CHAPTER XIX.
A Clear Conscience Better than Money
“I do not understand, Pat, what made Pearson confess so meekly. He could at least have pleaded innocent until his trial. You know sometimes things look dark, and then a criminal can get out of it.”
“Perhaps he thinks he can get out of here.”
“Well, we will not have his trial here and now, without judge or jury; so, Pat, you may go and see if all is right among your fellow-men.”
“I wonder if he understood what I meant to tell him all the time—what I was going to do—when he said he could forgive once and twice, and the old adage. I just as good as told him it would be twice, two of us, and the third time not here, and that was the daughter; she is not here to help get away, so there is the whole thing in a nut-shell. And the blockhead did not get it.”

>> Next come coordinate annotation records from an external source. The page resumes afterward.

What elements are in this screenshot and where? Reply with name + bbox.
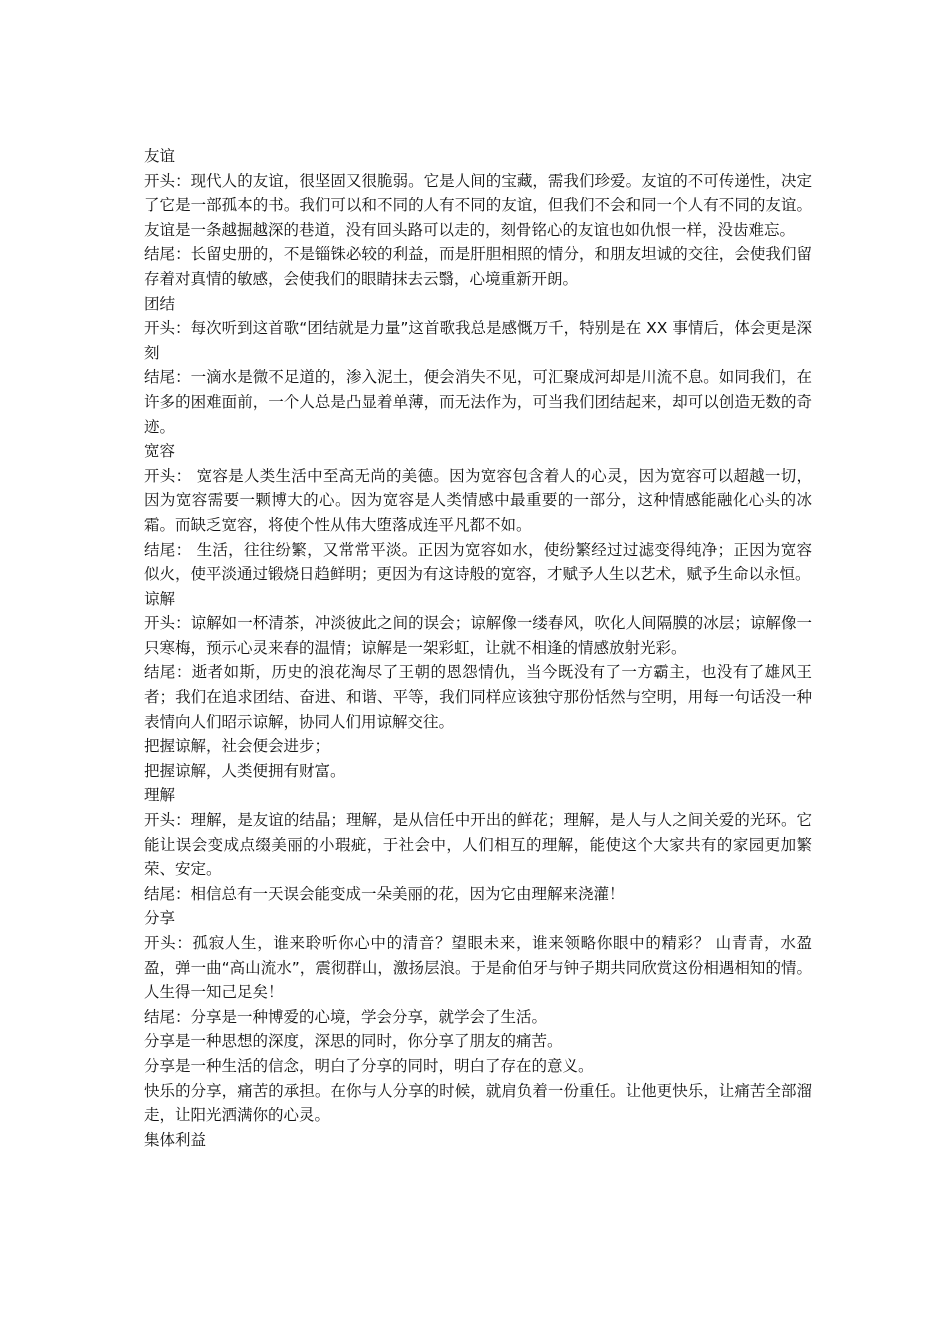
paragraph-unity-ending: 结尾：一滴水是微不足道的，渗入泥土，便会消失不见，可汇聚成河却是川流不息。如同我们，在许多的困难面前，一个人总是凸显着单薄，而无法作为，可当我们团结起来，却可以创造无数的奇迹。 — [144, 368, 812, 436]
section-heading-sharing: 分享 — [144, 909, 176, 928]
section-heading-unity: 团结 — [144, 294, 176, 313]
paragraph-sharing-opening: 开头：孤寂人生，谁来聆听你心中的清音？望眼未来，谁来领略你眼中的精彩？ 山青青，水盈盈，弹一曲“高山流水”，震彻群山，激扬层浪。于是俞伯牙与钟子期共同欣赏这份相遇相知的情。人生得一知己足矣！ — [144, 934, 812, 1002]
paragraph-tolerance-ending: 结尾： 生活，往往纷繁，又常常平淡。正因为宽容如水，使纷繁经过过滤变得纯净；正因为宽容似火，使平淡通过锻烧日趋鲜明；更因为有这诗般的宽容，才赋予人生以艺术，赋予生命以永恒。 — [144, 540, 812, 584]
paragraph-forgiveness-line-2: 把握谅解，人类便拥有财富。 — [144, 761, 346, 780]
paragraph-understanding-ending: 结尾：相信总有一天误会能变成一朵美丽的花，因为它由理解来浇灌！ — [144, 884, 625, 903]
section-heading-understanding: 理解 — [144, 786, 176, 805]
paragraph-forgiveness-opening: 开头：谅解如一杯清茶，冲淡彼此之间的误会；谅解像一缕春风，吹化人间隔膜的冰层；谅解像一只寒梅，预示心灵来春的温情；谅解是一架彩虹，让就不相逢的情感放射光彩。 — [144, 614, 812, 657]
section-heading-collective-interest: 集体利益 — [144, 1130, 207, 1149]
paragraph-understanding-opening: 开头：理解，是友谊的结晶；理解，是从信任中开出的鲜花；理解，是人与人之间关爱的光环。它能让误会变成点缀美丽的小瑕疵，于社会中，人们相互的理解，能使这个大家共有的家园更加繁荣、安定。 — [144, 811, 812, 879]
paragraph-sharing-line-1: 分享是一种思想的深度，深思的同时，你分享了朋友的痛苦。 — [144, 1032, 563, 1051]
paragraph-tolerance-opening: 开头： 宽容是人类生活中至高无尚的美德。因为宽容包含着人的心灵，因为宽容可以超越一切，因为宽容需要一颗博大的心。因为宽容是人类情感中最重要的一部分，这种情感能融化心头的冰霜。而缺乏宽容，将使个性从伟大堕落成连平凡都不如。 — [144, 466, 812, 534]
paragraph-sharing-line-2: 分享是一种生活的信念，明白了分享的同时，明白了存在的意义。 — [144, 1056, 594, 1075]
section-heading-tolerance: 宽容 — [144, 442, 176, 461]
paragraph-unity-opening: 开头：每次听到这首歌“团结就是力量”这首歌我总是感慨万千，特别是在 XX 事情后，体会更是深刻 — [144, 319, 812, 362]
paragraph-forgiveness-ending: 结尾：逝者如斯，历史的浪花淘尽了王朝的恩怨情仇，当今既没有了一方霸主，也没有了雄风王者；我们在追求团结、奋进、和谐、平等，我们同样应该独守那份恬然与空明，用每一句话没一种表情向人们昭示谅解，协同人们用谅解交往。 — [144, 663, 812, 731]
section-heading-forgiveness: 谅解 — [144, 589, 176, 608]
paragraph-sharing-line-3: 快乐的分享，痛苦的承担。在你与人分享的时候，就肩负着一份重任。让他更快乐，让痛苦全部溜走，让阳光洒满你的心灵。 — [144, 1081, 812, 1125]
paragraph-forgiveness-line-1: 把握谅解，社会便会进步； — [144, 737, 331, 756]
paragraph-friendship-ending: 结尾：长留史册的，不是锱铢必较的利益，而是肝胆相照的情分，和朋友坦诚的交往，会使我们留存着对真情的敏感，会使我们的眼睛抹去云翳，心境重新开朗。 — [144, 245, 812, 288]
section-heading-friendship: 友谊 — [144, 147, 176, 165]
paragraph-friendship-opening: 开头：现代人的友谊，很坚固又很脆弱。它是人间的宝藏，需我们珍爱。友谊的不可传递性，决定了它是一部孤本的书。我们可以和不同的人有不同的友谊，但我们不会和同一个人有不同的友谊。友谊是一条越掘越深的巷道，没有回头路可以走的，刻骨铭心的友谊也如仇恨一样，没齿难忘。 — [144, 171, 812, 239]
paragraph-sharing-ending: 结尾：分享是一种博爱的心境，学会分享，就学会了生活。 — [144, 1007, 548, 1026]
document-body — [144, 144, 812, 1152]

“I think Pat thinks he will make his get-away with his prisoner, and be a gentleman. I’m sorry for Pat. Now I have a problem to solve within myself. Shall I let him go ahead and make his plans, or shall I stop him before he gets started, and save the poor Irishman from occupying cell No. 76? I believe I can gain some knowledge by being deaf to it all. He is surely a clever Irishman, and I will see what plans he will make to escape with his prisoner, and I may be gaining knowledge, but I could not do so by sitting on Pat’s seat of knowledge, so I think I will not leave this office.”
“I hope that I shall receive a reply in regard to the real murderer, and that he will be brought here. That will help to open the way to a clear discovery of all this plot.
“What! A knock? I do hope that I shall not find a lady there.”